Here is a quick poll to see which generation you are in:

1. What is the one piece of information on your network that your competitors would love to see?
2. What is the percentage of mails coming into your network that are spam?
3. What mail is going to competitors?
4. What is the process for someone to order a pencil?
5. What is a blog?
6. Who in your organisation uses facebook for business?
7. How many of your PCs have up-to-date antivirus?
8. What is the worst virus out at the moment?
9. Do you believe that your Firewall is configured correctly?

The answers are as follows:
1. This is ESSENTIAL to know if you want to be in the next generation. And you can't guess this. You may think that it is something financial but most financial information can be guessed by your competitors anyhow. You may think it is a recipe or special way of doing something but any established company has had their recipe ripped off anyhow and can beat any new competitor by competitive pricing. It may be new product information. It may be staff information. It may be the CEO's contact list. Don't guess - find out.

2. Who cares? Certainly not the CEO. Maybe the CIO. "We are saving you x amount of bandwidth and your users x amount of time" is nice but won't save the business from closing down due to data loss. Operationalise this and get on with your job.

3. Good to know. I'm sure that if you told your CEO/CIO "Last week we detected 5 large emails going to our competitors from inside our R&D department" you'd have his full attention.

4. Good to know. Who does the ordering? Who does the okaying? Who does the paying? If you know all of this then you know how business works. And when things go wrong - you'll be able to help.

5. And do you want your staff to use them? And if they do, what can they put on them? What are they puting on them?

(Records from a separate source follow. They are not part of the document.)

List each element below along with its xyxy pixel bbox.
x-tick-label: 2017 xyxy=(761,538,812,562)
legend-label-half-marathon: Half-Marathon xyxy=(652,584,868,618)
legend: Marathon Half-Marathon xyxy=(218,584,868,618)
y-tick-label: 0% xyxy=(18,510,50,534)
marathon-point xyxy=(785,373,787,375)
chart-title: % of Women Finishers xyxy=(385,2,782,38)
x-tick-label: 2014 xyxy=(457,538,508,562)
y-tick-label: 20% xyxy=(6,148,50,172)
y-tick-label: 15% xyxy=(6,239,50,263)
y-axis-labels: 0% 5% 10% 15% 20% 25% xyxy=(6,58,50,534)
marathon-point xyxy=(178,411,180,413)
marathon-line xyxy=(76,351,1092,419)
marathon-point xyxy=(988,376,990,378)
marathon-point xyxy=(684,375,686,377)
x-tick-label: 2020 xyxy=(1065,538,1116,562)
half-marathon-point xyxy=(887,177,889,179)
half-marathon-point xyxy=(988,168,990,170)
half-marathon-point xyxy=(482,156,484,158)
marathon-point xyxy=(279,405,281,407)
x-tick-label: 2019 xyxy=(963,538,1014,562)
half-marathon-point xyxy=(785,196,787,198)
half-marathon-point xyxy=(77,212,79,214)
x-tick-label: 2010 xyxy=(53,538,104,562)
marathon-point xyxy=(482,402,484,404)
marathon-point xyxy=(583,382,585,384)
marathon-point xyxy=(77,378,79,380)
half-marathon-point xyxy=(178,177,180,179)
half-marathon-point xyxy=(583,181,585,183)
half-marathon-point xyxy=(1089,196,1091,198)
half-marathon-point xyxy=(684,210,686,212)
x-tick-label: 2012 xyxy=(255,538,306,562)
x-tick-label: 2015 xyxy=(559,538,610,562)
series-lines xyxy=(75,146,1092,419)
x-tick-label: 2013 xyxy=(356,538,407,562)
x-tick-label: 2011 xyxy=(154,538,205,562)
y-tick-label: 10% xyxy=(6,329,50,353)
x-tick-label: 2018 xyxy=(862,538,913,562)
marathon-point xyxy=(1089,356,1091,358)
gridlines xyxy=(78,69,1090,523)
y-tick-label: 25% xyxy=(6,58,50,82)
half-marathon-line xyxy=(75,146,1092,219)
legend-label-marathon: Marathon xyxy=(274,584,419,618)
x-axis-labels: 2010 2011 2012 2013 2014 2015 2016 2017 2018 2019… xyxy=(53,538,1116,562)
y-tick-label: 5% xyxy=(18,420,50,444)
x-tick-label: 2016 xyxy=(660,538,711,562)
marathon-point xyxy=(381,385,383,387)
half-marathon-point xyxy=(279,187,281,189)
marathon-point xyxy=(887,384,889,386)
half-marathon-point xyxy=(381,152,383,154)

6. This is an interesting question because Facebook is usually an issue of "The A" (productivity). But it can be an issue of C and I.

7. Who cares? Again, this is an operational issue. Viruses that jump onto your radar are usually ones that attack "the A" but its the ones that are pushing information out of your organisation that are sneaky enough not to have sgnatures and not to be discovered. You will have PCs without up-to-date antivirus and you will have viruses. The trick is not to let your information be stolen by viruses. Also, keep backups so if a PC does get wiped out - you can get the information back again (but this is an operational issue again).

8. Trick question - the answer is - the one you don't know about. Old generation InfoSec guys can rattle off names of viruses that are all in the top 10 at the moment.. New generation viruses are targetted and usually do their worst before a pattern is out.

9. Old generation answer - yes. New generation answer - who cares? Information flows all over including in and out of the Firewall. Firewalls also usually rely on port security but most everything runs on port 80 anyhow so the Firewall should be configured but it doesn't kep us safe - more work needs to be done for that.

I find that it is not very easy to move from old generation to new generation InfoSec. The main difference is that old generation was very technical and appealed to the technical nature of computer geeks. The new generation is business oriented and requires more interaction with people, more meetings, more time with people. Ouch.

There will always be a place for technical people in Information Security but as the tools mature and "just work" there is less demand. And a background in technology is very useful when the technical guys try to "BS" you.

And "the A" is very important too. Protecting your network from being brought down. Protecting information from disappearing. Stopping viruses. Etc. But the new generation will need to consider "the I" and "the C" as well because the attacks against these and the importance of protecting information against disclosure or manipulation will increase.

This post was done to add my voice to what Rich says so quickly and concisely in the securosis blog.